Im schönen italienischen Ort Salsomaggiore in Italien wird jedes Jahr die Miss Italia gekürt, eine schöne Sache. Diese Woche ging es allerdings dort eher um französische Autos, denn dort fand das europäische Peugeot-Treffen statt.

Zu diesem Treffen gibt es jedes Jahr die 1700 Kilometer lange zum Ort des Treffens, die „Raduno Internazionale de L’Aventure Peugeot“ (RIAP) auf der alle Peugeot-Freunde mit ihren neuen und alten Wagen gemeinsam den Weg antreten. Das älteste Modell in dieser Runde ist ein 172R von 1927, mit dem Beinamen Torpedo-Cabrio. Dieses muss sich mit 12 PS begnügen also ist mit diesem Modell nicht gerade ein sportlicher Fahrstil gefragt.
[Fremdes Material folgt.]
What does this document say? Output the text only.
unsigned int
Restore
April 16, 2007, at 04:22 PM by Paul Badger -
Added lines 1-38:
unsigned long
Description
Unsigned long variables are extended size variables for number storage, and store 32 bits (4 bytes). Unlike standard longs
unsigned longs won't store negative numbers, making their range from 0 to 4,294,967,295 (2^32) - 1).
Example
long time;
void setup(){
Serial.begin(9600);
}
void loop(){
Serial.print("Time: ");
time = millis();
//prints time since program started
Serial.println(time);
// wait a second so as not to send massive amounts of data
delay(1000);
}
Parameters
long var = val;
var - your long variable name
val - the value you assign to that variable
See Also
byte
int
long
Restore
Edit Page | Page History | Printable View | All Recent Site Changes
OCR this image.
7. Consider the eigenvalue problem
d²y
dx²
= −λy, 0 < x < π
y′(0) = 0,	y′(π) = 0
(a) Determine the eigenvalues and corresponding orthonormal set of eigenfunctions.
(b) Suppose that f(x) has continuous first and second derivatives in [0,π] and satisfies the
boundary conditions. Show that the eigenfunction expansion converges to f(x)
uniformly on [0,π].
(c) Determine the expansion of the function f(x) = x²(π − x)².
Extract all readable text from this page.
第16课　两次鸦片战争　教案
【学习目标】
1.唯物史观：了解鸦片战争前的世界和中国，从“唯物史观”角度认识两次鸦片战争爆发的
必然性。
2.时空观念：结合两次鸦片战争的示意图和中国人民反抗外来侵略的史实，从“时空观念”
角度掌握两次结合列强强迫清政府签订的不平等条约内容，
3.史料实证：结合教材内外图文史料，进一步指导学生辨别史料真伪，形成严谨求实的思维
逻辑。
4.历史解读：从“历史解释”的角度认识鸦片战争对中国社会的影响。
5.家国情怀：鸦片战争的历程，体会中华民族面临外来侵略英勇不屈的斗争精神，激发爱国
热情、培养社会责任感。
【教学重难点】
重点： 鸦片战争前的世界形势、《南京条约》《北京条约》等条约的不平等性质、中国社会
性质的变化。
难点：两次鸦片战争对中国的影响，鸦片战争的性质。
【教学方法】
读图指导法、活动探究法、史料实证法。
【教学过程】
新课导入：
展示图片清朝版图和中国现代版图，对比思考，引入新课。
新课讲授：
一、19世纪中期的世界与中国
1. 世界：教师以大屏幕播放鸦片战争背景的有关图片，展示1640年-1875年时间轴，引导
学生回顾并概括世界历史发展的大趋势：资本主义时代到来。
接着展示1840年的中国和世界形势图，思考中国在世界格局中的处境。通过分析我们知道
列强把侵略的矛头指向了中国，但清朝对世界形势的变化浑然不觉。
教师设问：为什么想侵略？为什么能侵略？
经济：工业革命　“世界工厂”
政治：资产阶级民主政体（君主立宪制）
Das ist allerdings zum Vorteil der Schaulustigen, die in Frankreich vergnügt die vorbeifahrenden Oldtimer begutachten können- Auch während des Tages an der Route entlang geht es weniger um Sehenswürdigkeiten oder Die schönen durchfahrenen italienischen Städte sondern eigentlich nur um die Autos und die besonders individuellen Sondermodelle aus den vergangenen Jahrzehnten. Dabei fällt zunehmend auf: die schönsten Modelle aus allen Jahrzehnten waren stets Fremddesignern geschuldet, die für Peugeot arbeiteten, so targen zum Beispiel die Modelle 404, 504, 406 oder 205 Cabriolet neben dem Löwen von Peugeot auch das Signet der italienischen Karosserieschneiderei Pininfarina.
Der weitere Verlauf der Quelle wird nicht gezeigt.